The total energy consumption of badminton has an important relationship with the duration. The energy consumed by the human body in exercise can be several times to dozens of times that of sitting still. Research shows that long-term regular exercise can improve the basal metabolic rate in a quiet state. So after you choose to play badminton, you should insist on exercising for more than one hour every other day.
Badminton is strong and consumes 420 calories/hour (calculated by 60kg weight). Doing this exercise for 4 minutes is equivalent to walking at a medium speed 1000 steps (that is, walking at a speed of 4km/h 10 minutes). Consuming these calories is equivalent to eating the following foods: 365.2g of rice, 807.7g of apples, 293.7g of eggs, 2625.0g of soybean milk and 777.8g of milk.
2, fully exercise muscles
In the process of exercise, the exerciser needs to use the strength of wrist and arm to hold and swing the racket, and also needs to fully move the ankle joint, knee joint, hip joint and other parts to make various gaits such as sliding, stepping and lunging, so the exercise of the whole body muscles and joints is also very full.
In the process of picking up and catching the ball, you can fully exercise the muscles of your waist and abdomen by constantly bending over and raising your head.
Step 3 improve body composition
Badminton can reduce body fat and improve body composition. Long-term badminton sports, especially moderate and low-intensity sports, will increase people's lean body weight, which can be proved by the fact that excellent athletes have lower body fat than ordinary people.
Generally, people who don't take part in sports will increase their lean body weight if they take systematic physical exercise.

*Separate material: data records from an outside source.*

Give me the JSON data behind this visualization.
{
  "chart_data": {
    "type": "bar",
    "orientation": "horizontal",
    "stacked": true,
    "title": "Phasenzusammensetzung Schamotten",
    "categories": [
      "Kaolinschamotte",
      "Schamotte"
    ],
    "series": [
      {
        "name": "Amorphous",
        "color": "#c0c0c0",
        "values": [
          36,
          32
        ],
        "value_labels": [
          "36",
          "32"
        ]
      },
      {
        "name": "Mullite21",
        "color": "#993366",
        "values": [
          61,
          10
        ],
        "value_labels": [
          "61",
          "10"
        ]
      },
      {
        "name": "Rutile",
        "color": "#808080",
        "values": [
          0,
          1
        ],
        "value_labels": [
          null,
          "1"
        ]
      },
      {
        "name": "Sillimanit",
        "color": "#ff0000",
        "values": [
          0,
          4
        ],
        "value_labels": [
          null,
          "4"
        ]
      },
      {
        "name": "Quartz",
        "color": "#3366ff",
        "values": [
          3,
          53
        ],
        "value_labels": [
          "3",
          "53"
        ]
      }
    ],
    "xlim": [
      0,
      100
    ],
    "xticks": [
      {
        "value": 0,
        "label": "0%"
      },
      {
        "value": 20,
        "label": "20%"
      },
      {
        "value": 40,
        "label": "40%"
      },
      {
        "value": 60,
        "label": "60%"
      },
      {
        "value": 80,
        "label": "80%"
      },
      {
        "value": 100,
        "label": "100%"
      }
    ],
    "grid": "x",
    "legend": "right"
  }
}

Because the increase of lean body mass offsets the decrease of body fat, the overall weight will decrease slightly or remain the same. Research shows that exercise can increase the energy supply of fat in a quiet state, help to regulate weight, prevent fat accumulation and avoid obesity. If you only reduce your food intake to lose weight, you will lose lean weight, and too fast will cause dehydration.
4, you can slim down and shape
Badminton uses the muscles of the shoulders, upper arms and forearms when swinging the upper limbs. Kicking, striding, jumping and other forward and backward footwork movements can exercise the large muscle groups of buttocks, thighs and calves. The muscles of abdomen, waist and back involved in turning make lean body gain weight and make the body get rid of excess fat. Generally speaking, badminton is still very suitable for slimming and shaping.
5, promote fat decomposition
Fat is the main oxidative energy-supplying substance, so it is natural to consume fat when playing badminton in aerobic state for a long time. Exercise will also reduce insulin secretion, thus inhibiting the synthesis of fat in the body. Because the minimum body fat should be coordinated with good physical condition, when playing badminton, golfers must pay attention to the control of their exercise intensity and time.
Playing badminton for 30 minutes consumes 2.55 kilocalories per kilogram of body weight. So the calories consumed in playing badminton for 30 minutes (kilocalories) = weight (kilograms)? 2.55。 And 1 kg fat =7700 calories. Taking 60 kg body weight as an example, the time (hours) required to subtract 1 kg fat is: 7700? 60? 2.55? 2=25. 1 (hour).
6, improve the reaction ability
People who practice badminton for a long time will often observe the opponent's swing and the ball in high-speed flight, and see the tiny movement of the racket when the opponent hits the ball.
Badminton in sports is very fast, which requires the opponent's eyes to catch up with the ball flying at high speed. The ciliary muscles of the eyes are constantly contracting and relaxing, which greatly promotes the blood supply of the eyeball tissue, thus improving the function of the ciliary muscles. Long-term exercise can improve people's visual sensitivity and eye response.